La seconda fase comprende il periodo delle guerre di Etiopia e Spagna, dove
oltre ai contrari ai conflitti si cerca di bloccare quelli che in guerra ci
vogliono andare, ma in Spagna, per sparare ai fascisti. Tra le figure
principali, Francesco Fausto Nitti, già nell’organizzazione antifascista “La
Giovane Italia”. Combattente in Spagna, si sposterà poi nella Resistenza
Francese. Catturato e confinato a Lipari, tanto per non smentirsi, sarà
protagonista della fuga dall’isola assieme a Emilio Lussu. Oppure Florindo
Eufemi, ciclista, astro nascente dello sport fascista, che al traguardo della
Nizza – Marsiglia, tira diritto per andare a combattere in Spagna, dove poi
verrà ucciso. I nemici del regime sono cambiati: non sono soltanto gli
intellettuali da incarcerare preventivamente ogni volta che un gerarca arriva
in città, adesso ci sono anche gli operai e i piccoli artigiani, quella massa
imprevedibile che Mussolini vuole imbrigliare, ora che il consenso popolare e
la sintonia con i Savoia sembrano aver raggiunto l’apice. E chi si ribella
riceve una punizione esemplare. L’imbianchino Fulvio Bianchi ha solo detto “Si
muore di fame già adesso, figuriamoci con la guerra!”, ma ciò non gli impedisce
di essere confinato per quattro anni.
Dal 1939 al 1943, anno in cui la pratica del confino viene finalmente abolita,
le vittime principali sono i reduci della Resistenza spagnola, come Ideale
Guelfi e Guido Ciardi, arrestati in Francia e internati nei campi di lavoro
locali. Oppure Umberto Raspi, operaio anarchico di Volterra, che partecipa al
Biennio Rosso tra gli Arditi del Popolo e poi va a combattere in Spagna.
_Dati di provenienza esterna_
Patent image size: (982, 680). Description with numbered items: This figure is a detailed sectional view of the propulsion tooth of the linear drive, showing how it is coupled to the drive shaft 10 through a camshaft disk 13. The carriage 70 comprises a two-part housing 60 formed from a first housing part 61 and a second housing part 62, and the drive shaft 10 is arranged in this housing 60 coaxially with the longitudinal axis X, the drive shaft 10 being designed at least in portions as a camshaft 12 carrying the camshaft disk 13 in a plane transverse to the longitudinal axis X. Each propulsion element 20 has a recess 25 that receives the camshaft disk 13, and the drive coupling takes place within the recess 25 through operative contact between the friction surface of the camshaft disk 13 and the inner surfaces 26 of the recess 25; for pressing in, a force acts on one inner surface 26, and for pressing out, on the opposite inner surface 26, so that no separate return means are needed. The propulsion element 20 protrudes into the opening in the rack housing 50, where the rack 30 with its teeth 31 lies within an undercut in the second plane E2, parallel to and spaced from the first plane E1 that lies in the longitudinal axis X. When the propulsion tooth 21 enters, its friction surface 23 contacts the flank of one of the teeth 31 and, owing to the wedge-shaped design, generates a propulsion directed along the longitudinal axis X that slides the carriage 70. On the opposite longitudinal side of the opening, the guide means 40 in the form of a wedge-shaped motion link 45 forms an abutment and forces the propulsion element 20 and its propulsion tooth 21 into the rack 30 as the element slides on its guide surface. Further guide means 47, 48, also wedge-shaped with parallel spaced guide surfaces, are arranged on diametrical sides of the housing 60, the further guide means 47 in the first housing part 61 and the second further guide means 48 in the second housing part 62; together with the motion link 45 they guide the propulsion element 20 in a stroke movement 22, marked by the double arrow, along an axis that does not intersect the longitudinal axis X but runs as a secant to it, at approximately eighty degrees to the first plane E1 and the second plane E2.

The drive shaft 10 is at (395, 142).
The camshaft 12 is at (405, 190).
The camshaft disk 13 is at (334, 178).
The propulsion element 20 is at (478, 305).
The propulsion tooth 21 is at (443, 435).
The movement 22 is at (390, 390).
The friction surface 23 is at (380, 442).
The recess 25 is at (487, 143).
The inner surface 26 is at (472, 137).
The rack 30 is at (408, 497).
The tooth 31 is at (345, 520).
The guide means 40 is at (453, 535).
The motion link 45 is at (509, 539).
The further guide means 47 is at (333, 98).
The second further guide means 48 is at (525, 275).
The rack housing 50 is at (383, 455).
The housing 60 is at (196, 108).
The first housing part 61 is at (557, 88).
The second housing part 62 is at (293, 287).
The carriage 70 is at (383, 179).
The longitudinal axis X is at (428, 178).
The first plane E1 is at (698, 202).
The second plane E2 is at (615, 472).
Dopo
il confino, va a Genova a sostenere la Resistenza. Catturato dalle SS, viene
deportato a Buchenwald e fucilato. Una fine altrettanto tragica era toccata due
anni prima ad un altro operaio anarchico, Gino Piaggesi, morto per le dure
condizioni di vita nel carcere di Palermo. Sono comunque gli ultimi sussulti di
una repressione talmente morente che da indagini successive si scoprirà che
molti “ribelli” avevano la tessera del PNF, segno di una crisi irreversibile
nel regime. Le ultime due denunce di rilievo sono per l’ebreo (particolare
sottolineato nella denuncia) Giangiacomo Gallico e per il fruttivendolo Romolo
Corucci, entrambi accusati di raduni sovversivi.
Molti dei personaggi
sopra elencati sono passati dallo status di aspiranti eroi a quello di illustri
dimenticati, per pigrizia, mancanza di memoria storica o altre giustificazioni,
comunque non abbastanza valide. L’iniziativa della BFS (iniziativa autogestita,
teniamo a ricordarlo) è servita a ribadire dei punti fermi nella storia di una
nazione, che si vuole dimenticare con troppa faciloneria. Dietro il lavoro di
bombardamento alleato, che viene portato come unica e sola causa della fine del
fascismo, ci sono stati tantissimi uomini e donne, piccoli forse e
insignificanti agli occhi della Storia, le cui parole, battaglie, ma
soprattutto lo spirito di sacrificio hanno permesso di spianare la strada alla
vittoria finale. Consapevoli di poter sparire o di poter morire. Abbiamo voluto
ricordarli coi fatti, senza eccessiva retorica, perché è solamente col ricordo
e lo studio dell’esperienza passata che l’umanità può pretendere di migliorarsi
e giungere ad una società civile e democratica.